Vosevi (Voxilaprevir/[DB08934]/[DB11613]) is approved for use in patients with genotypes 1-6 who have been previously treated with an NS5A inhibitor, or patients with genotypes 1a or 3 infection who have previously been treated with an HCV regimen containing [DB08934] without an NS5A inhibitor.


FDA Label


5 Pharmacology and Biochemistry
5.1 Pharmacology

Voxilaprevir is a direct-acting antiviral agent that targets viral NS3/4A protein and causes a decrease in serum HCV RNA levels. It disrupts HCV replication by specifically inhibiting the critical functions of NS3/4A protein in the replication complex. It does not appear to prolong the QT interval even when given at 9 times the maximum recommended dose.
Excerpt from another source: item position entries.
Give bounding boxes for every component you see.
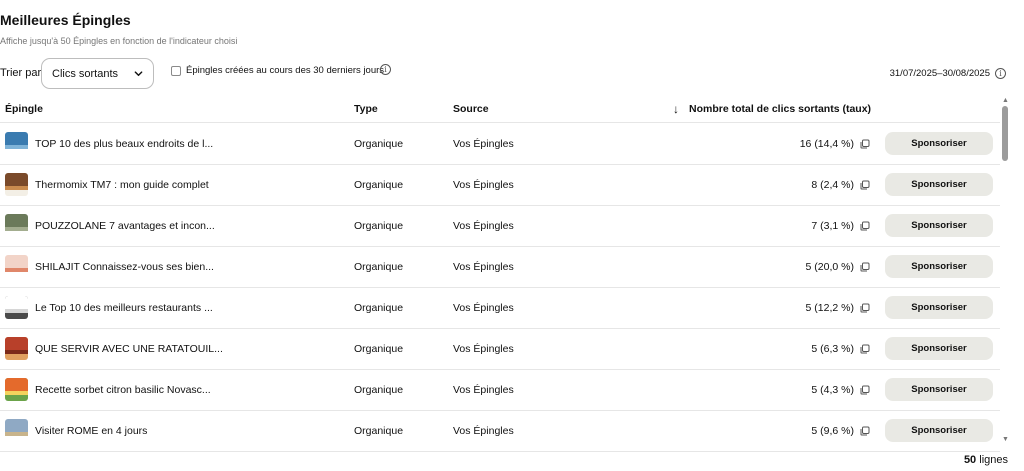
pin-clicks: 5 (12,2 %)	[805, 302, 854, 314]
pin-source: Vos Épingles	[453, 384, 514, 396]
pin-thumbnail[interactable]	[5, 214, 28, 237]
info-icon[interactable]: i	[995, 68, 1006, 79]
pin-type: Organique	[354, 425, 404, 437]
pins-table-body: TOP 10 des plus beaux endroits de l... Or…	[0, 124, 1000, 452]
sponsor-button[interactable]: Sponsoriser	[885, 378, 993, 401]
pin-source: Vos Épingles	[453, 425, 514, 437]
pin-type: Organique	[354, 220, 404, 232]
pin-type: Organique	[354, 302, 404, 314]
pin-thumbnail[interactable]	[5, 419, 28, 442]
sponsor-button[interactable]: Sponsoriser	[885, 173, 993, 196]
chevron-down-icon	[134, 71, 143, 77]
sponsor-button[interactable]: Sponsoriser	[885, 214, 993, 237]
pin-clicks: 16 (14,4 %)	[799, 138, 854, 150]
copy-icon[interactable]	[860, 426, 870, 436]
pin-title[interactable]: Thermomix TM7 : mon guide complet	[35, 179, 209, 191]
pin-type: Organique	[354, 179, 404, 191]
pin-type: Organique	[354, 343, 404, 355]
sort-label: Trier par	[0, 67, 42, 79]
pin-title[interactable]: SHILAJIT Connaissez-vous ses bien...	[35, 261, 214, 273]
sponsor-button[interactable]: Sponsoriser	[885, 132, 993, 155]
info-icon[interactable]: i	[380, 64, 391, 75]
row-count-label: lignes	[979, 454, 1008, 466]
pin-thumbnail[interactable]	[5, 378, 28, 401]
table-row[interactable]: SHILAJIT Connaissez-vous ses bien... Orga…	[0, 247, 1000, 288]
column-header-clicks[interactable]: Nombre total de clics sortants (taux)	[689, 103, 871, 115]
pin-type: Organique	[354, 384, 404, 396]
recent-pins-checkbox-label[interactable]: Épingles créées au cours des 30 derniers…	[186, 65, 384, 76]
copy-icon[interactable]	[860, 262, 870, 272]
sponsor-button[interactable]: Sponsoriser	[885, 337, 993, 360]
sponsor-button[interactable]: Sponsoriser	[885, 419, 993, 442]
table-row[interactable]: Visiter ROME en 4 jours Organique Vos Épin…	[0, 411, 1000, 452]
copy-icon[interactable]	[860, 221, 870, 231]
pin-source: Vos Épingles	[453, 302, 514, 314]
column-header-pin[interactable]: Épingle	[5, 103, 43, 115]
pin-clicks: 5 (6,3 %)	[811, 343, 854, 355]
pin-source: Vos Épingles	[453, 138, 514, 150]
pin-title[interactable]: Recette sorbet citron basilic Novasc...	[35, 384, 211, 396]
table-row[interactable]: QUE SERVIR AVEC UNE RATATOUIL... Organiqu…	[0, 329, 1000, 370]
page-title: Meilleures Épingles	[0, 12, 131, 28]
pin-thumbnail[interactable]	[5, 337, 28, 360]
pin-title[interactable]: Le Top 10 des meilleurs restaurants ...	[35, 302, 213, 314]
sponsor-button[interactable]: Sponsoriser	[885, 296, 993, 319]
table-row[interactable]: Le Top 10 des meilleurs restaurants ... O…	[0, 288, 1000, 329]
scrollbar[interactable]: ▲ ▼	[1001, 97, 1010, 445]
scroll-up-arrow[interactable]: ▲	[1002, 97, 1009, 104]
sort-dropdown-value: Clics sortants	[52, 67, 119, 80]
pin-source: Vos Épingles	[453, 179, 514, 191]
copy-icon[interactable]	[860, 344, 870, 354]
pin-thumbnail[interactable]	[5, 132, 28, 155]
sort-dropdown[interactable]: Clics sortants	[41, 58, 154, 89]
table-header: Épingle Type Source ↓ Nombre total de cl…	[0, 97, 1000, 123]
sponsor-button[interactable]: Sponsoriser	[885, 255, 993, 278]
scroll-down-arrow[interactable]: ▼	[1002, 436, 1009, 443]
copy-icon[interactable]	[860, 139, 870, 149]
pin-title[interactable]: Visiter ROME en 4 jours	[35, 425, 147, 437]
column-header-type[interactable]: Type	[354, 103, 378, 115]
pin-clicks: 5 (20,0 %)	[805, 261, 854, 273]
row-count: 50 lignes	[964, 454, 1008, 466]
pin-clicks: 5 (4,3 %)	[811, 384, 854, 396]
date-range: 31/07/2025–30/08/2025	[889, 68, 990, 79]
row-count-number: 50	[963, 454, 977, 466]
pin-title[interactable]: POUZZOLANE 7 avantages et incon...	[35, 220, 215, 232]
pin-title[interactable]: TOP 10 des plus beaux endroits de l...	[35, 138, 213, 150]
table-row[interactable]: Recette sorbet citron basilic Novasc... O…	[0, 370, 1000, 411]
recent-pins-checkbox[interactable]	[171, 66, 181, 76]
pin-thumbnail[interactable]	[5, 296, 28, 319]
pin-clicks: 7 (3,1 %)	[811, 220, 854, 232]
pin-type: Organique	[354, 261, 404, 273]
pin-source: Vos Épingles	[453, 343, 514, 355]
pin-source: Vos Épingles	[453, 220, 514, 232]
pin-type: Organique	[354, 138, 404, 150]
copy-icon[interactable]	[860, 180, 870, 190]
copy-icon[interactable]	[860, 385, 870, 395]
table-row[interactable]: TOP 10 des plus beaux endroits de l... Or…	[0, 124, 1000, 165]
scrollbar-thumb[interactable]	[1002, 106, 1008, 161]
table-row[interactable]: POUZZOLANE 7 avantages et incon... Organi…	[0, 206, 1000, 247]
pin-clicks: 8 (2,4 %)	[811, 179, 854, 191]
pin-source: Vos Épingles	[453, 261, 514, 273]
column-header-source[interactable]: Source	[453, 103, 489, 115]
pin-title[interactable]: QUE SERVIR AVEC UNE RATATOUIL...	[35, 343, 223, 355]
copy-icon[interactable]	[860, 303, 870, 313]
pin-thumbnail[interactable]	[5, 173, 28, 196]
arrow-down-icon[interactable]: ↓	[673, 102, 679, 116]
pin-clicks: 5 (9,6 %)	[811, 425, 854, 437]
page-subtitle: Affiche jusqu'à 50 Épingles en fonction …	[0, 36, 238, 46]
pin-thumbnail[interactable]	[5, 255, 28, 278]
table-row[interactable]: Thermomix TM7 : mon guide complet Organiq…	[0, 165, 1000, 206]
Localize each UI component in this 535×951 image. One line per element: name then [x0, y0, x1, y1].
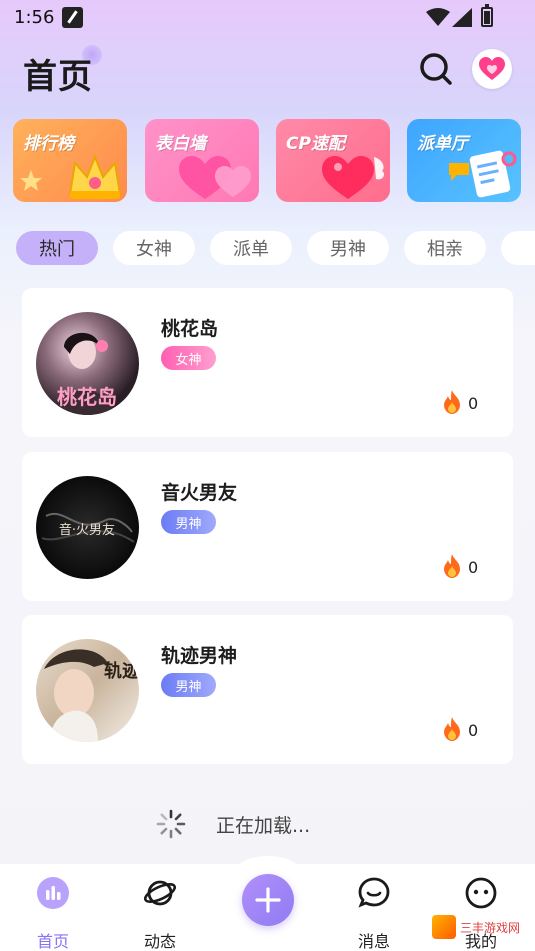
nav-profile[interactable]: 我的	[441, 876, 521, 951]
create-button[interactable]	[242, 874, 294, 926]
tab-label: 热门	[39, 239, 75, 260]
svg-text:轨迹: 轨迹	[104, 660, 139, 682]
room-avatar-image: 轨迹	[44, 649, 139, 742]
notification-icon	[62, 7, 83, 28]
room-avatar: 音·火男友	[36, 476, 139, 579]
banner-confession-wall[interactable]: 表白墙	[145, 119, 259, 202]
crown-icon	[68, 154, 122, 199]
nav-home[interactable]: 首页	[13, 876, 93, 951]
tab-hot[interactable]: 热门	[16, 231, 98, 265]
tab-label: 男神	[330, 239, 366, 260]
category-tabs: 热门 女神 派单 男神 相亲	[0, 231, 535, 265]
loading-indicator: 正在加载...	[156, 808, 310, 840]
profile-avatar-button[interactable]	[472, 49, 512, 89]
home-chart-icon	[37, 877, 69, 909]
hearts-icon	[179, 156, 251, 199]
tab-god[interactable]: 男神	[307, 231, 389, 265]
plus-icon	[255, 887, 281, 913]
room-avatar-image: 音·火男友	[41, 513, 135, 543]
room-avatar: 轨迹	[36, 639, 139, 742]
tab-dispatch[interactable]: 派单	[210, 231, 292, 265]
tab-label: 派单	[233, 239, 269, 260]
room-card[interactable]: 音·火男友 音火男友 男神 0	[22, 452, 513, 601]
signal-icon	[452, 8, 472, 27]
room-title: 轨迹男神	[161, 645, 238, 667]
room-heat-count: 0	[468, 558, 479, 577]
message-icon	[358, 877, 390, 908]
nav-messages[interactable]: 消息	[334, 876, 414, 951]
clipboard-icon	[469, 150, 517, 198]
status-time: 1:56	[14, 7, 55, 28]
nav-label: 消息	[357, 932, 390, 951]
site-watermark: 三丰游戏网	[432, 913, 532, 941]
bottom-navigation: 首页 动态 消息 我的 三丰游戏网	[0, 856, 535, 951]
winged-heart-icon	[322, 156, 384, 199]
page-title: 首页	[23, 57, 93, 97]
smile-face-icon	[465, 877, 497, 909]
banner-cp-match[interactable]: CP速配	[276, 119, 390, 202]
nav-feed[interactable]: 动态	[120, 876, 200, 951]
tab-dating[interactable]: 相亲	[404, 231, 486, 265]
banner-dispatch-hall[interactable]: 派单厅	[407, 119, 521, 202]
wifi-icon	[426, 8, 450, 26]
tab-goddess[interactable]: 女神	[113, 231, 195, 265]
room-avatar: 桃花岛	[36, 312, 139, 415]
room-tag-badge: 男神	[161, 673, 216, 697]
status-bar: 1:56	[0, 0, 535, 36]
nav-label: 首页	[36, 932, 69, 951]
nav-label: 动态	[143, 932, 176, 951]
loading-text: 正在加载...	[216, 814, 311, 837]
tab-label: 相亲	[427, 239, 463, 260]
watermark-text: 三丰游戏网	[460, 920, 521, 935]
room-title: 桃花岛	[161, 318, 219, 340]
room-tag-badge: 女神	[161, 346, 216, 370]
room-title: 音火男友	[161, 482, 238, 504]
fire-icon	[444, 717, 460, 741]
svg-text:桃花岛: 桃花岛	[57, 385, 117, 409]
tab-label: 女神	[136, 239, 172, 260]
room-avatar-image: 桃花岛	[56, 332, 117, 415]
banner-ranking[interactable]: 排行榜	[13, 119, 127, 202]
tab-more[interactable]	[501, 231, 535, 265]
svg-text:音·火男友: 音·火男友	[59, 522, 115, 538]
chat-bubble-icon	[449, 163, 469, 181]
room-card[interactable]: 桃花岛 桃花岛 女神 0	[22, 288, 513, 437]
room-tag-badge: 男神	[161, 510, 216, 534]
room-heat-count: 0	[468, 721, 479, 740]
fire-icon	[444, 554, 460, 578]
banner-label: 派单厅	[417, 134, 468, 154]
spinner-icon	[156, 809, 186, 839]
battery-icon	[481, 4, 493, 27]
planet-icon	[143, 880, 177, 906]
fire-icon	[444, 390, 460, 414]
room-card[interactable]: 轨迹 轨迹男神 男神 0	[22, 615, 513, 764]
heart-icon	[479, 57, 505, 80]
room-heat-count: 0	[468, 394, 479, 413]
star-icon	[20, 170, 42, 191]
watermark-logo-icon	[432, 915, 456, 939]
search-icon[interactable]	[419, 52, 453, 86]
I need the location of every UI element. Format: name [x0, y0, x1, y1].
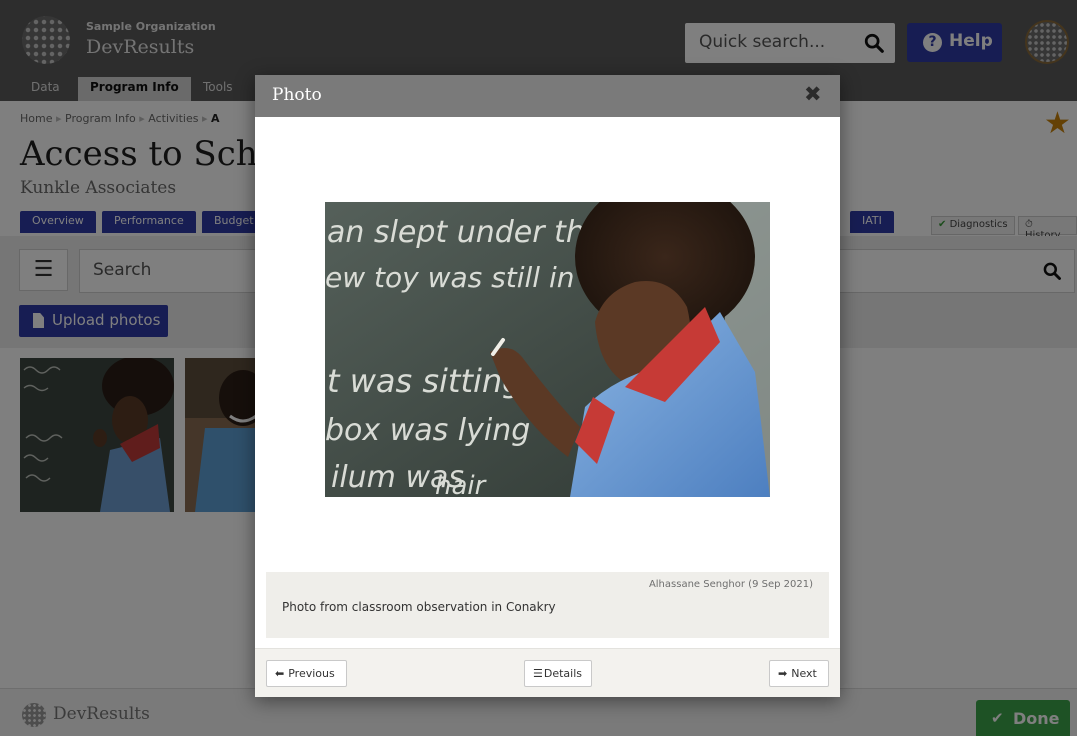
photo-image: an slept under the stars ew toy was stil… [325, 202, 770, 497]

5.2 FDA Pharmacological Classification
5.2.1 Active Moiety
VOXILAPREVIR
5.2.2 FDA UNII
0570F37359
5.2.3 Pharmacological Classes
Mechanisms of Action [MoA] - Organic Anion Transporting Polypeptide 1B3 Inhibitors
5.3 Absorption, Distribution and Excretion

Absorption

When provided as the fixed dose combination product Vosevi with [DB08934] and [DB11613], voxilaprevir reaches a maximum concentration (Cmax) of 192 ng/mL at a maximum time (Tmax) of 4 hours post-dose.


Route of Elimination

Voxilaprevir is primarily eliminated via biliary excretion.


5.4 Metabolism/Metabolites

Voxilaprevir is primarily metabolized by Cytochrome P450 3A4 (CYP3A4) and to a lesser extent by CYP2C8 and CYP1A2.


5.5 Biological Half-Life

33 hr


5.6 Mechanism of Action

Voxilaprevir exerts its antiviral action by reversibley binding and inhibiting the NS3/4A serine protease of Hepatitis C Virus (HCV). Following viral replication of HCV genetic material and translation into a single polypeptide, Nonstructural Protein 3 (NS3) and its activating cofactor Nonstructural Protein 4A (NS4A) are responsible for cleaving genetic material into the following structural and nonstructural proteins required for assembly into mature virus: NS3, NS4A, NS4B, NS5A, and NS5B. By inhibiting viral protease NS3/4A, voxilaprevir therefore prevents viral replication and function.